Add your name to the following sign-on letter:
Individual sign-on: https://act.nnu.org/letter/Urge-the-CDC-and-HICPAC-recognize-aerosol-transmission/
Organizational sign-on: https://act.nnu.org/letter/Urge-the-CDC-and-HICPAC-recognize-aerosol-transmission-orgs/
What is happening at the CDC?
The CDC has an advisory committee called HICPAC, which stands for Healthcare Infection Control Practices Advisory Committee. This committee recently initiated work to update the CDC’s guidance, Isolation Precautions: Preventing Transmission of Infectious Agents in Healthcare Settings, last updated in 2007.
How does this impact nurses and our patients?
If the CDC/HICPAC weakens guidance in these updates, it will mean more exposures and infections among nurses, other health care workers, and their patients. Weakening this guidance will exacerbate the current staffing crisis in health care, as more nurses and other health care workers will leave the bedside due to unsafe conditions and health effects from infections. The CDC’s Isolation Precautions guidance is THE guidance that directs infection control practices in health care settings in the United States.

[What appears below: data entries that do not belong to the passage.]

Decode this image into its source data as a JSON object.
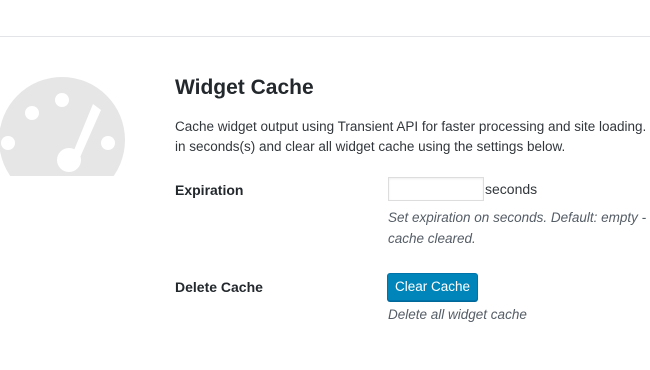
{
  "colors": {
    "background": "#ffffff",
    "divider": "#e2e4e7",
    "dashboard_icon": "#e6e6e6",
    "primary_button": "#0085ba",
    "text": "#23282d",
    "help_text": "#555d66"
  },
  "icon": "dashboard-gauge-icon",
  "section": {
    "title": "Widget Cache",
    "description_line1": "Cache widget output using Transient API for faster processing and site loading. You",
    "description_line2": "in seconds(s) and clear all widget cache using the settings below."
  },
  "expiration": {
    "label": "Expiration",
    "value": "",
    "placeholder": "",
    "unit": "seconds",
    "help_line1": "Set expiration on seconds. Default: empty -",
    "help_line2": "cache cleared."
  },
  "delete_cache": {
    "label": "Delete Cache",
    "button_label": "Clear Cache",
    "help": "Delete all widget cache"
  }
}
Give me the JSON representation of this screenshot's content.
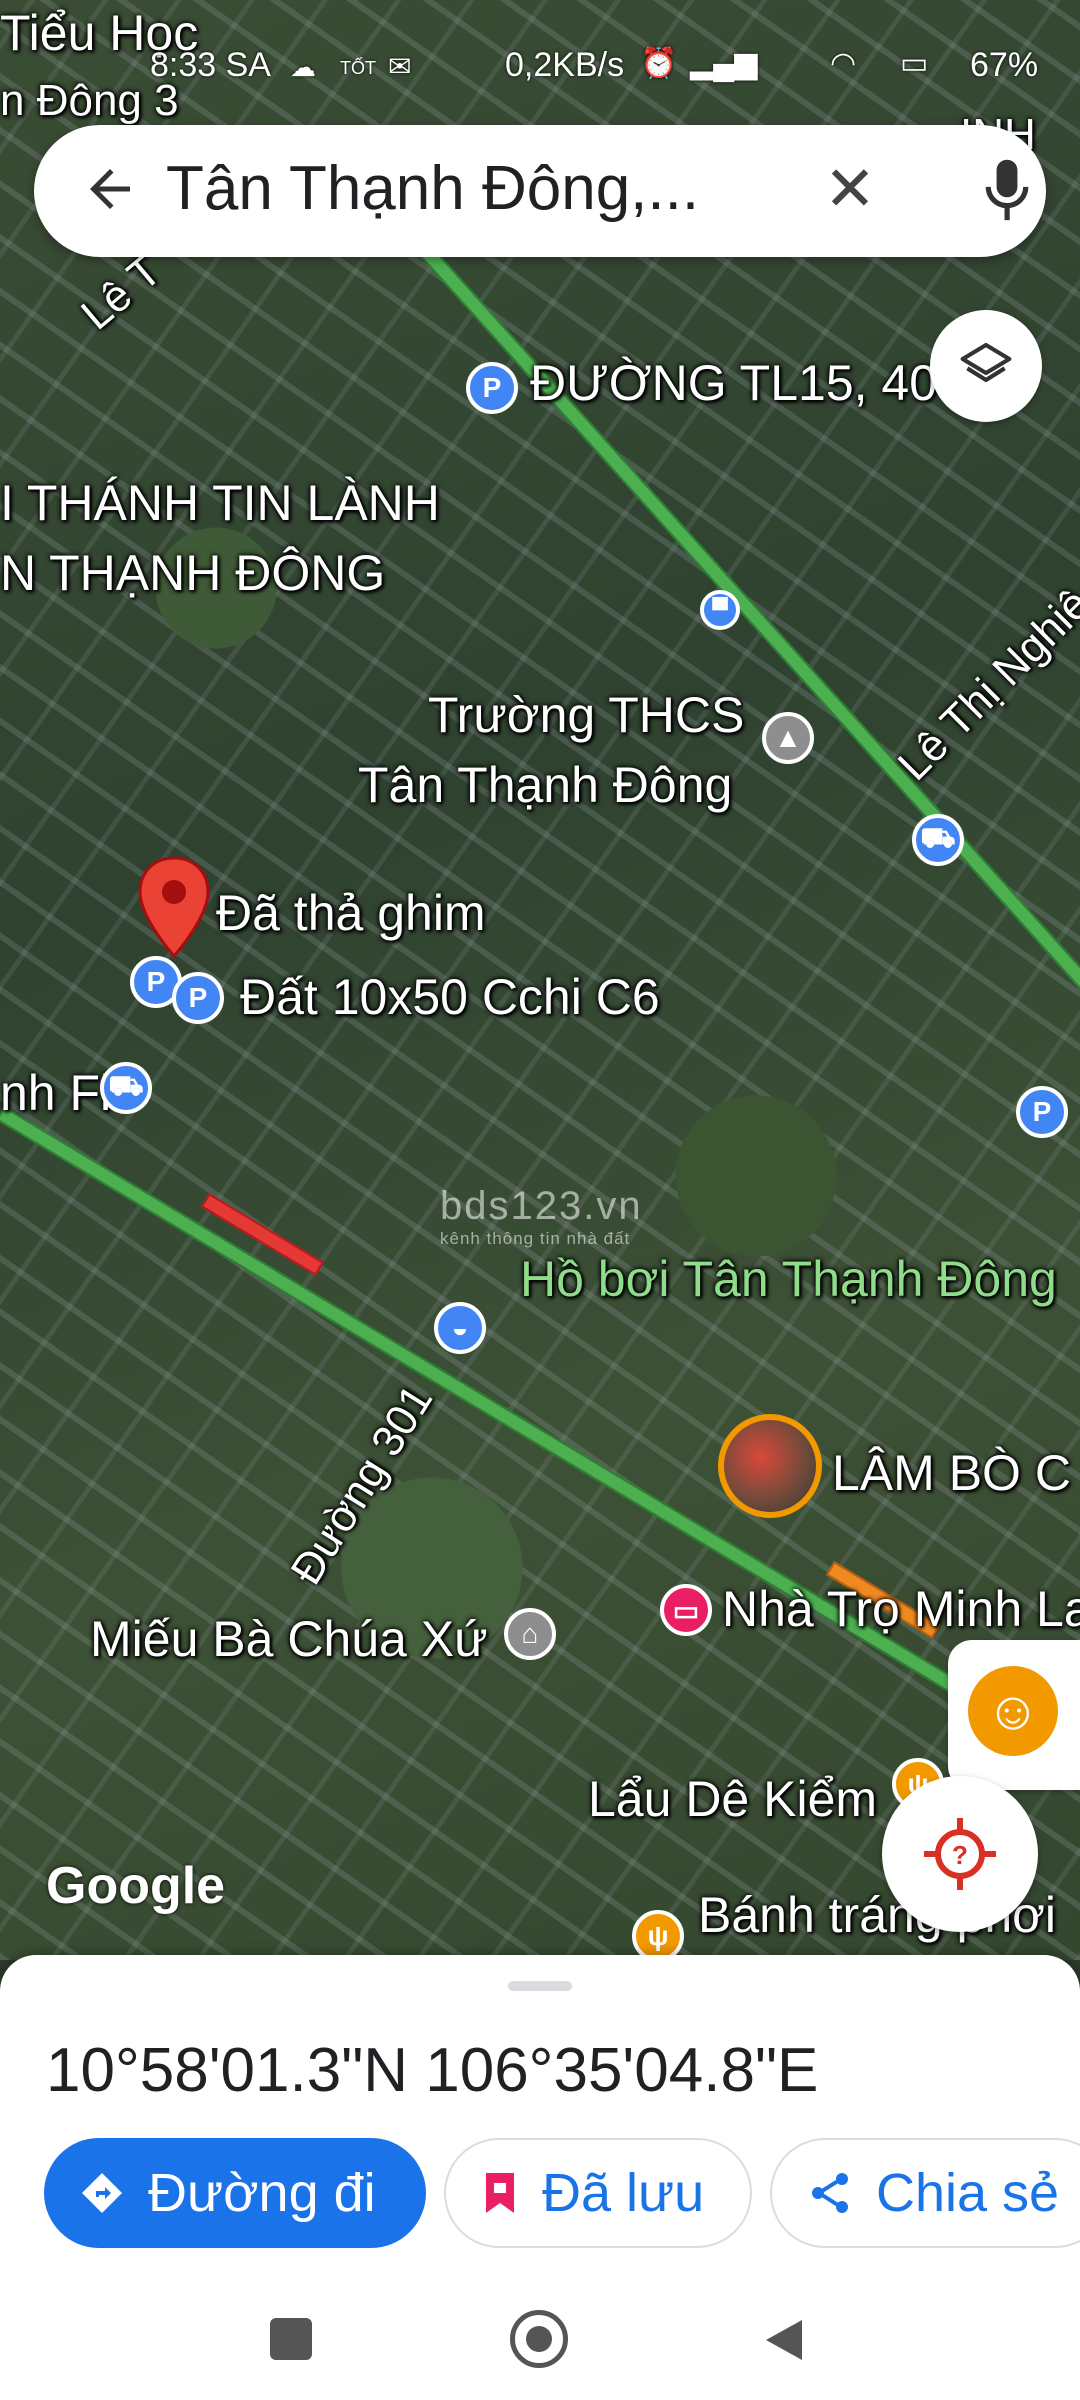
{
  "status_bar": {
    "time": "8:33 SA",
    "carrier": "TỐT",
    "speed": "0,2KB/s",
    "battery": "67%"
  },
  "search": {
    "query": "Tân Thạnh Đông,..."
  },
  "map_labels": {
    "tieu_hoc_1": "Tiểu Học",
    "tieu_hoc_2": "n Đông 3",
    "le": "Lê T",
    "duong_tl15": "ĐƯỜNG TL15, 40",
    "tin_lanh_1": "I THÁNH TIN LÀNH",
    "tin_lanh_2": "N THẠNH ĐÔNG",
    "le_thi_nghie": "Lê Thị Nghiê",
    "thcs_1": "Trường THCS",
    "thcs_2": "Tân Thạnh Đông",
    "dropped_pin": "Đã thả ghim",
    "dat": "Đất 10x50 Cchi C6",
    "nh_fi": "nh Fi",
    "ho_boi": "Hồ bơi Tân Thạnh Đông",
    "lam_bo": "LÂM BÒ C",
    "duong_301": "Đường 301",
    "nha_tro": "Nhà Trọ Minh La",
    "mieu": "Miếu Bà Chúa Xứ",
    "lau_de": "Lẩu Dê Kiểm",
    "banh_trang": "Bánh tráng phơi",
    "top_right": "INH",
    "google": "Google"
  },
  "watermark": {
    "main": "bds123.vn",
    "sub": "kênh thông tin nhà đất"
  },
  "place": {
    "coordinates": "10°58'01.3\"N 106°35'04.8\"E"
  },
  "actions": {
    "directions": "Đường đi",
    "saved": "Đã lưu",
    "share": "Chia sẻ"
  },
  "colors": {
    "primary": "#1a73e8",
    "pin": "#ea4335",
    "traffic_green": "#4caf50",
    "traffic_red": "#e53935"
  }
}
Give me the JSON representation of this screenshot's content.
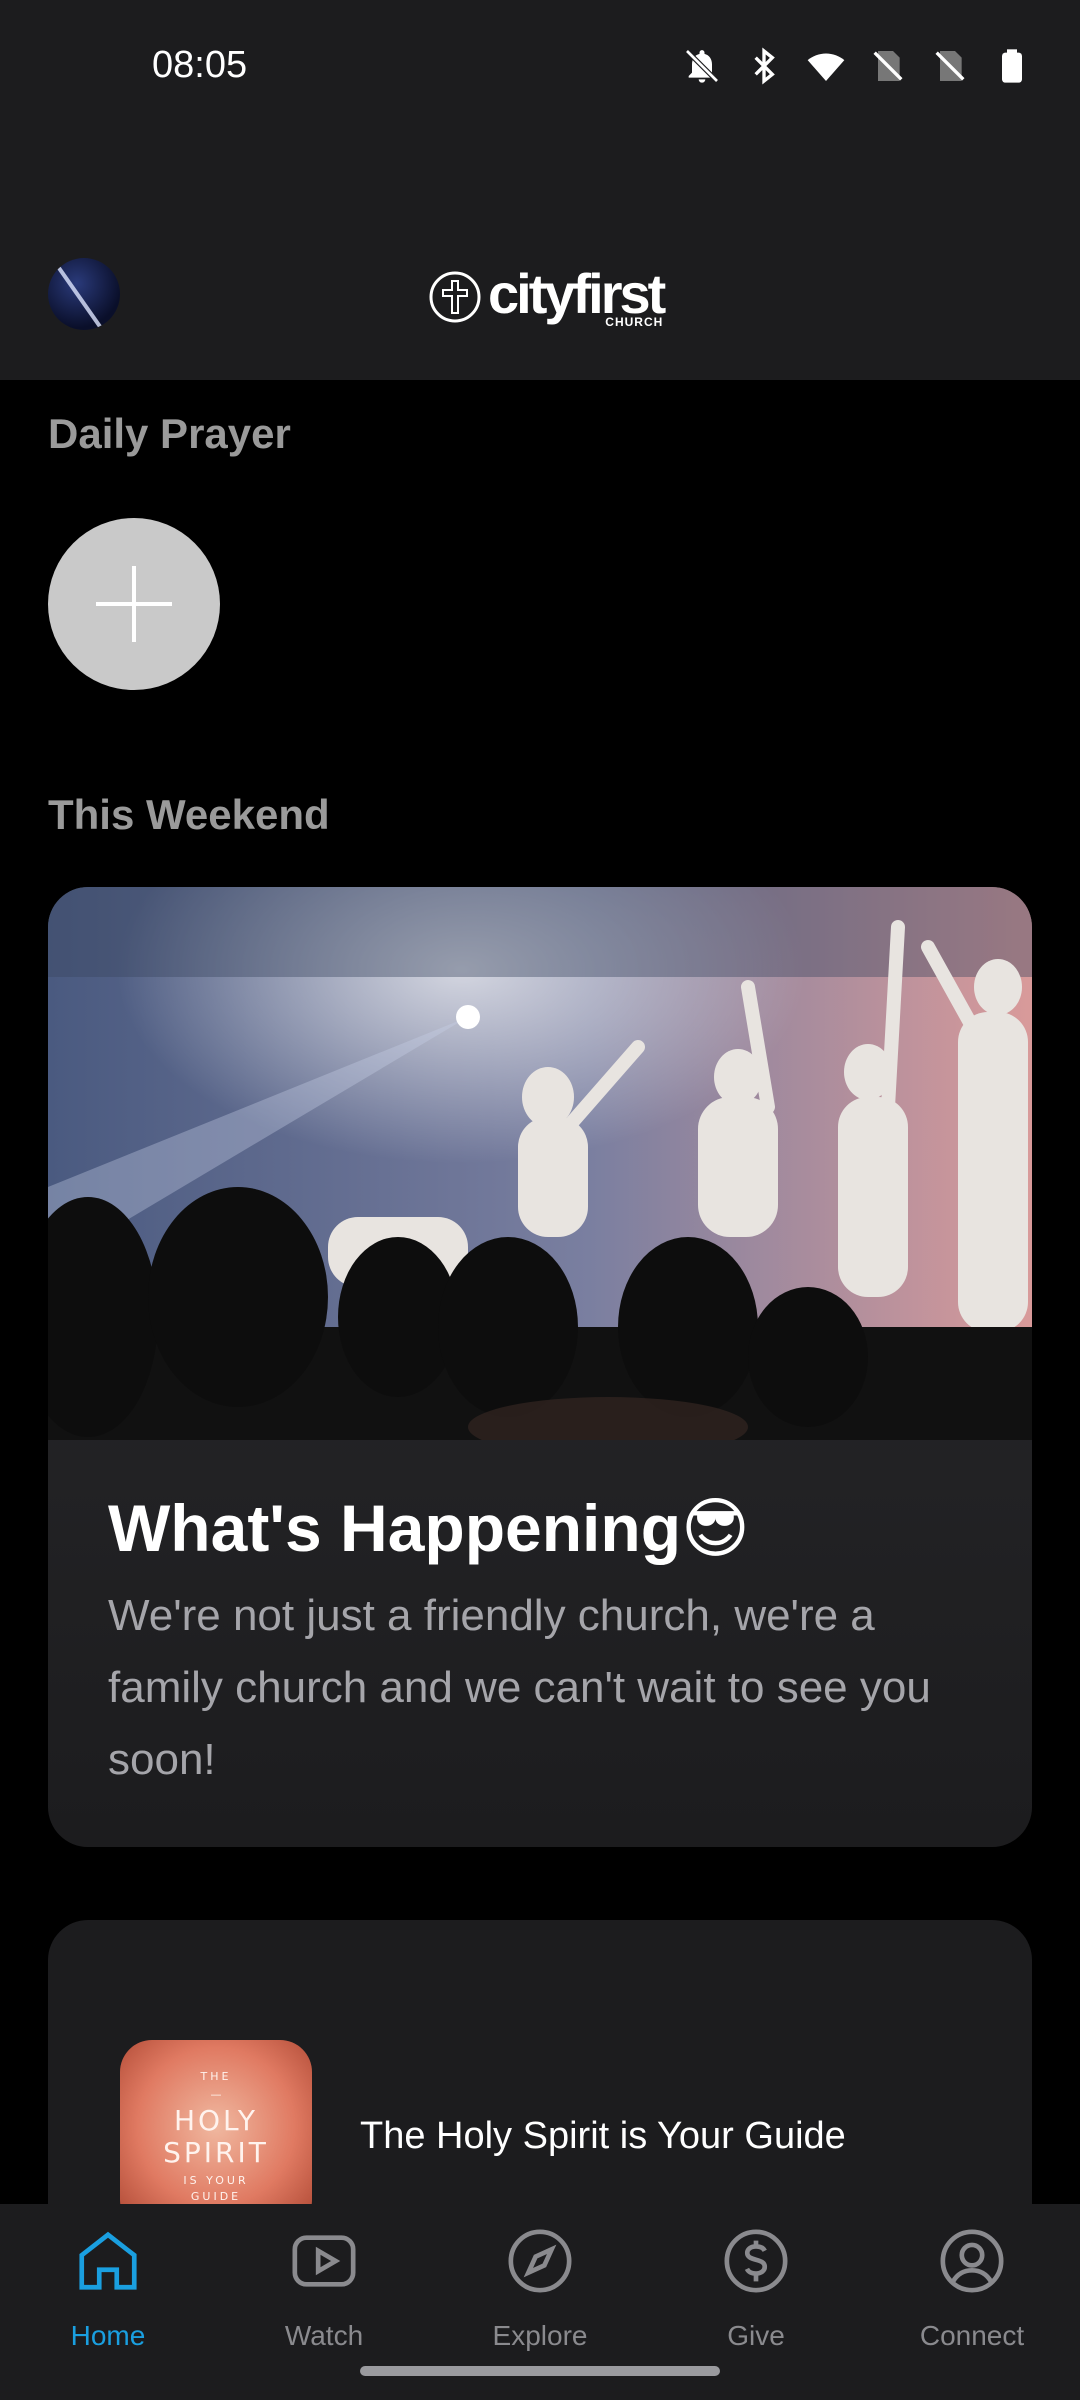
{
  "status_bar": {
    "time": "08:05",
    "icons": [
      "bell-off-icon",
      "bluetooth-icon",
      "wifi-icon",
      "no-sim-icon",
      "no-sim-icon",
      "battery-icon"
    ]
  },
  "header": {
    "logo_word": "cityfirst",
    "logo_sub": "CHURCH"
  },
  "daily_prayer": {
    "title": "Daily Prayer"
  },
  "this_weekend": {
    "title": "This Weekend",
    "card": {
      "title": "What's Happening",
      "emoji": "😎",
      "description": "We're not just a friendly church, we're a family church and we can't wait to see you soon!"
    }
  },
  "series": {
    "thumb_lines": [
      "THE",
      "—",
      "HOLY",
      "SPIRIT",
      "IS YOUR",
      "GUIDE"
    ],
    "title": "The Holy Spirit is Your Guide"
  },
  "bottom_nav": {
    "items": [
      {
        "label": "Home",
        "icon": "home-icon",
        "active": true
      },
      {
        "label": "Watch",
        "icon": "play-icon",
        "active": false
      },
      {
        "label": "Explore",
        "icon": "compass-icon",
        "active": false
      },
      {
        "label": "Give",
        "icon": "dollar-icon",
        "active": false
      },
      {
        "label": "Connect",
        "icon": "user-circle-icon",
        "active": false
      }
    ],
    "active_color": "#1a9fe0",
    "inactive_color": "#8a8a8e"
  }
}
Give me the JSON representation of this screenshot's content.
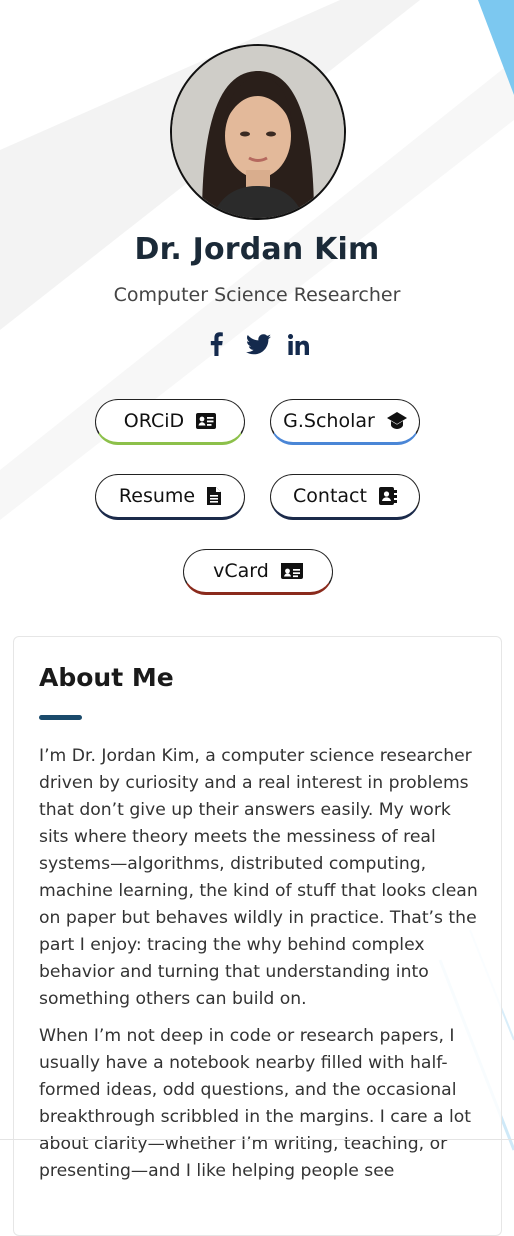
{
  "profile": {
    "name": "Dr. Jordan Kim",
    "title": "Computer Science Researcher"
  },
  "social_links": [
    {
      "icon": "facebook-icon"
    },
    {
      "icon": "twitter-icon"
    },
    {
      "icon": "linkedin-icon"
    }
  ],
  "buttons": {
    "orcid": {
      "label": "ORCiD",
      "icon": "id-card-icon",
      "accent": "#8cc04a"
    },
    "scholar": {
      "label": "G.Scholar",
      "icon": "graduation-cap-icon",
      "accent": "#4a86d6"
    },
    "resume": {
      "label": "Resume",
      "icon": "document-icon",
      "accent": "#1b2a4a"
    },
    "contact": {
      "label": "Contact",
      "icon": "address-book-icon",
      "accent": "#1b2a4a"
    },
    "vcard": {
      "label": "vCard",
      "icon": "vcard-icon",
      "accent": "#8a2a1c"
    }
  },
  "about": {
    "heading": "About Me",
    "paragraphs": [
      "I’m Dr. Jordan Kim, a computer science researcher driven by curiosity and a real interest in problems that don’t give up their answers easily. My work sits where theory meets the messiness of real systems—algorithms, distributed computing, machine learning, the kind of stuff that looks clean on paper but behaves wildly in practice. That’s the part I enjoy: tracing the why behind complex behavior and turning that understanding into something others can build on.",
      "When I’m not deep in code or research papers, I usually have a notebook nearby filled with half-formed ideas, odd questions, and the occasional breakthrough scribbled in the margins. I care a lot about clarity—whether I’m writing, teaching, or presenting—and I like helping people see"
    ]
  },
  "colors": {
    "heading": "#1b2a38",
    "accent_rule": "#1a4a6b",
    "decor_blue": "#7cc8f0"
  }
}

Employers and other government agencies in the United States and around the world frequently reference this guidance document.
Who is on HICPAC?
HICPAC members are almost exclusively infection control clinicians and representatives of health care associations and employers. You can see the full list here.
What is CDC/HICPAC’s process to update the infection control guidance
Problematically, HICPAC’s process to make updates is obscured. Working group meetings regarding the guidance updates are closed, not open to the public. Updates from the working group to HICPAC are not publicly posted. Meeting summaries are posted months after the fact. Liaisons to CDC/HICPAC represent health care employers and executives. The public may make short comment during each HICPAC meeting, but there is no other mechanism for HICPAC or its working groups to garner input from the frontline health care workers, unions who represent them, experts who should be consulted, and patients who will be impacted by the updated guidance.
What is CDC/HICPAC planning to update?
Based on presentations during HICPAC meetings, it is clear that CDC/HICPAC is headed in a problematic direction with these guidance updates. Essentially, CDC/HICPAC is planning to weaken existing infection control guidance for health care workers and patients.